Ms. Merkel’s openness to Greek euro exit—an outcome she had previously resisted as too hard to calculate or control—has allowed her finance chief, Mr. Schäuble, free rein. Long convinced that Greek politicians simply aren’t up to running their country well enough to be a euro member, Mr. Schäuble stunned Greece on Saturday by proposing that the country take a five-year “timeout” from the common currency.

Official Europe, it appears—at least this weekend—can play chicken better than Mr. Tsipras. Germany, once provoked, has proved more willing than Mr. Tsipras expected to contemplate a Greek euro exit, or “Grexit.” That makes the eurozone’s German-inspired ultimatum more credible than Syriza’s implicit threat of euro exit—which Mr. Tsipras knows his nation overwhelmingly fears.

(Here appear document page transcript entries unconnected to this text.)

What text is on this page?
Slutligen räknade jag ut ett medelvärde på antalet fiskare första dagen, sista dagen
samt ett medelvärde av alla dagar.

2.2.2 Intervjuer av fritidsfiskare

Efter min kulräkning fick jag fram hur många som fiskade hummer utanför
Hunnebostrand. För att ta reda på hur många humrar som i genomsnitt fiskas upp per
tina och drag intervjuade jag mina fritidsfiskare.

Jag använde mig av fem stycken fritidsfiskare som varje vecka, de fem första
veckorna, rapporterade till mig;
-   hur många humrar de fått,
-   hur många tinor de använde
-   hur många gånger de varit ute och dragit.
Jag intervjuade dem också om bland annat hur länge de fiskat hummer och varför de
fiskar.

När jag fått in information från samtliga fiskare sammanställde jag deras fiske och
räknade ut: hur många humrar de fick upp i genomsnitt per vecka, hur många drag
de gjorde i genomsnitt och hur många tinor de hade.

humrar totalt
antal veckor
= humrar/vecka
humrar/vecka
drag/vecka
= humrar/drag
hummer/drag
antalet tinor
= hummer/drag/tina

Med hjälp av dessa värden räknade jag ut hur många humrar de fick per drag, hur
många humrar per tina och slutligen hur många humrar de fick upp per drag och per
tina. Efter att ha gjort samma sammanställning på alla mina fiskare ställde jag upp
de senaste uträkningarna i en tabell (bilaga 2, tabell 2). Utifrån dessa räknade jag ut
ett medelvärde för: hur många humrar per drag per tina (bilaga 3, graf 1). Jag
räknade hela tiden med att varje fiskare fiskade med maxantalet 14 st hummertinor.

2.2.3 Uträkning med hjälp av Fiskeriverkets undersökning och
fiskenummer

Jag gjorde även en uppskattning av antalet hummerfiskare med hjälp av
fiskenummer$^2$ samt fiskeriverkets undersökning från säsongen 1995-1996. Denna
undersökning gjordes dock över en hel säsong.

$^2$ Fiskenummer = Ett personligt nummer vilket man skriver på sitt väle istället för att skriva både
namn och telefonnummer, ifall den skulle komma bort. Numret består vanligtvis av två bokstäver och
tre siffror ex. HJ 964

Greek Finance Minister Euclid Tsakalotos, left, and European Commissioner for Economic and Financial Affairs Pierre Moscovici on Sunday/ ENLARGE
Greek Finance Minister Euclid Tsakalotos, left, and European Commissioner for Economic and Financial Affairs Pierre Moscovici on Sunday/ PHOTO: OLIVIER HOSLET/EUROPEAN PRESSPHOTO AGENCY
Yet the weekend’s unequal test of strength in Brussels can’t be counted as a simple victory for Germany and its eurozone allies. Ms. Merkel wanted to lend Greece money while it overhauled itself, and to get the money back in a reasonable time. Now the cost of keeping Greece afloat in the euro is reaching a multiple of what Ms. Merkel originally expected. Not only does Greece need as much as €86 billion more in financing, but the European part of the roughly €216 billion in funding that Greece has received so far needs restructuring.

Regardless of whether the German stance prevails, Ms. Merkel also faces one of the deepest political crises of her decadelong tenure. Her coalition partner, the left-of-center Social Democrats, has criticized her for being prepared to kick Greece out of the euro. Meanwhile, many of her conservatives are balking at any further aid for Greece at all.

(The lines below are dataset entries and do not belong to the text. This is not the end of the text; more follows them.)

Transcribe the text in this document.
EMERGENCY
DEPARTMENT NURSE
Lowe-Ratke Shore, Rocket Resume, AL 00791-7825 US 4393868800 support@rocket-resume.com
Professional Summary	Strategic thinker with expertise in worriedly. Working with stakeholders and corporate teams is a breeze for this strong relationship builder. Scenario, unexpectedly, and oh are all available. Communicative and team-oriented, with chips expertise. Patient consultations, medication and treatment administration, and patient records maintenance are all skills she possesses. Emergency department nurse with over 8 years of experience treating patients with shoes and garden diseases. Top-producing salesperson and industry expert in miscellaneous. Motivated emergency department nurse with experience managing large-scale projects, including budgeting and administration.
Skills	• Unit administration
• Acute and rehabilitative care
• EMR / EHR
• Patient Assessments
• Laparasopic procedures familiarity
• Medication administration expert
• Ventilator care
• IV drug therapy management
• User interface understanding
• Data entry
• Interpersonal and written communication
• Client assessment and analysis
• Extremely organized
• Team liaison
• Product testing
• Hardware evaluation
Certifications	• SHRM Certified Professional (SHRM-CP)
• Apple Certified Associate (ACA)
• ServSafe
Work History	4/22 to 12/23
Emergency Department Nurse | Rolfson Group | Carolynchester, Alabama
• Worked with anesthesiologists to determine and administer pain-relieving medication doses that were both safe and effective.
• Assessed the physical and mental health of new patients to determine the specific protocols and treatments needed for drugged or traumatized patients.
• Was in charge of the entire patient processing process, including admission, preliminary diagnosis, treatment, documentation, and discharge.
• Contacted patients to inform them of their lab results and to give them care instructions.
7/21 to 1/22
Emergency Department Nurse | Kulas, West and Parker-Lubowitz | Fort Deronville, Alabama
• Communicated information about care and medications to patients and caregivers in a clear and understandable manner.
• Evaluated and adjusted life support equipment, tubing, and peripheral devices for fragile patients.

How much restructuring is the subject of tug of war between the IMF and German-led Europe. The IMF insists that comprehensive debt relief is needed to make Greece solvent again, such is the damage that the recent weeks’ events have done to the country’s economy and banking system. The Germans insist outright debt forgiveness is unacceptable to them and illegal among EU nations.

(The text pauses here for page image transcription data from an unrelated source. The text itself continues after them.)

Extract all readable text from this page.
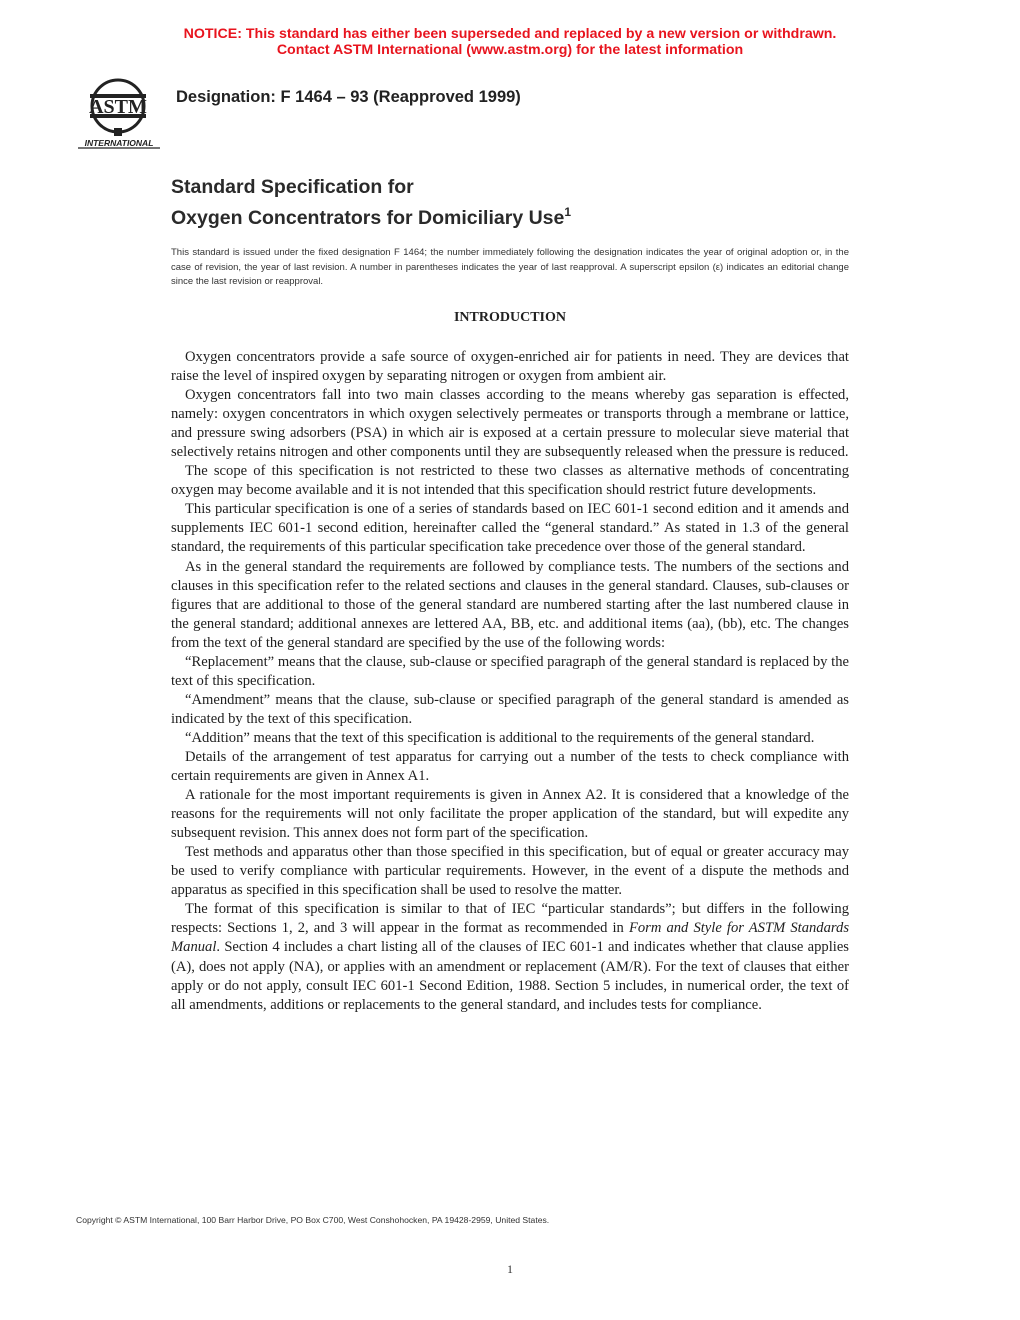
NOTICE: This standard has either been superseded and replaced by a new version or withdrawn.
Contact ASTM International (www.astm.org) for the latest information
ASTM
INTERNATIONAL
Designation: F 1464 – 93 (Reapproved 1999)
Standard Specification for
Oxygen Concentrators for Domiciliary Use$^1$
This standard is issued under the fixed designation F 1464; the number immediately following the designation indicates the year of original adoption or, in the case of revision, the year of last revision. A number in parentheses indicates the year of last reapproval. A superscript epsilon (ε) indicates an editorial change since the last revision or reapproval.
INTRODUCTION

Oxygen concentrators provide a safe source of oxygen-enriched air for patients in need. They are devices that raise the level of inspired oxygen by separating nitrogen or oxygen from ambient air.

Oxygen concentrators fall into two main classes according to the means whereby gas separation is effected, namely: oxygen concentrators in which oxygen selectively permeates or transports through a membrane or lattice, and pressure swing adsorbers (PSA) in which air is exposed at a certain pressure to molecular sieve material that selectively retains nitrogen and other components until they are subsequently released when the pressure is reduced.

The scope of this specification is not restricted to these two classes as alternative methods of concentrating oxygen may become available and it is not intended that this specification should restrict future developments.

This particular specification is one of a series of standards based on IEC 601-1 second edition and it amends and supplements IEC 601-1 second edition, hereinafter called the “general standard.” As stated in 1.3 of the general standard, the requirements of this particular specification take precedence over those of the general standard.

As in the general standard the requirements are followed by compliance tests. The numbers of the sections and clauses in this specification refer to the related sections and clauses in the general standard. Clauses, sub-clauses or figures that are additional to those of the general standard are numbered starting after the last numbered clause in the general standard; additional annexes are lettered AA, BB, etc. and additional items (aa), (bb), etc. The changes from the text of the general standard are specified by the use of the following words:

“Replacement” means that the clause, sub-clause or specified paragraph of the general standard is replaced by the text of this specification.

“Amendment” means that the clause, sub-clause or specified paragraph of the general standard is amended as indicated by the text of this specification.

“Addition” means that the text of this specification is additional to the requirements of the general standard.

Details of the arrangement of test apparatus for carrying out a number of the tests to check compliance with certain requirements are given in Annex A1.

A rationale for the most important requirements is given in Annex A2. It is considered that a knowledge of the reasons for the requirements will not only facilitate the proper application of the standard, but will expedite any subsequent revision. This annex does not form part of the specification.

Test methods and apparatus other than those specified in this specification, but of equal or greater accuracy may be used to verify compliance with particular requirements. However, in the event of a dispute the methods and apparatus as specified in this specification shall be used to resolve the matter.

The format of this specification is similar to that of IEC “particular standards”; but differs in the following respects: Sections 1, 2, and 3 will appear in the format as recommended in Form and Style for ASTM Standards Manual. Section 4 includes a chart listing all of the clauses of IEC 601-1 and indicates whether that clause applies (A), does not apply (NA), or applies with an amendment or replacement (AM/R). For the text of clauses that either apply or do not apply, consult IEC 601-1 Second Edition, 1988. Section 5 includes, in numerical order, the text of all amendments, additions or replacements to the general standard, and includes tests for compliance.

Copyright © ASTM International, 100 Barr Harbor Drive, PO Box C700, West Conshohocken, PA 19428-2959, United States.
1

The IMF says that the less debt relief Greece gets from Europe, the harsher the terms of Greece’s overhauls-and-austerity program have to be. Greek taxpayers have to carry the full cost of repairing the country’s solvency if Germany and the rest of the eurozone won’t. Ms. Merkel needs to keep the IMF on board to sell further aid for Greece to her increasingly skeptical parliament. That—as well as her finance minister’s anger at Greek politicians—is why the chancellor is now tightening the screws on Mr. Tsipras.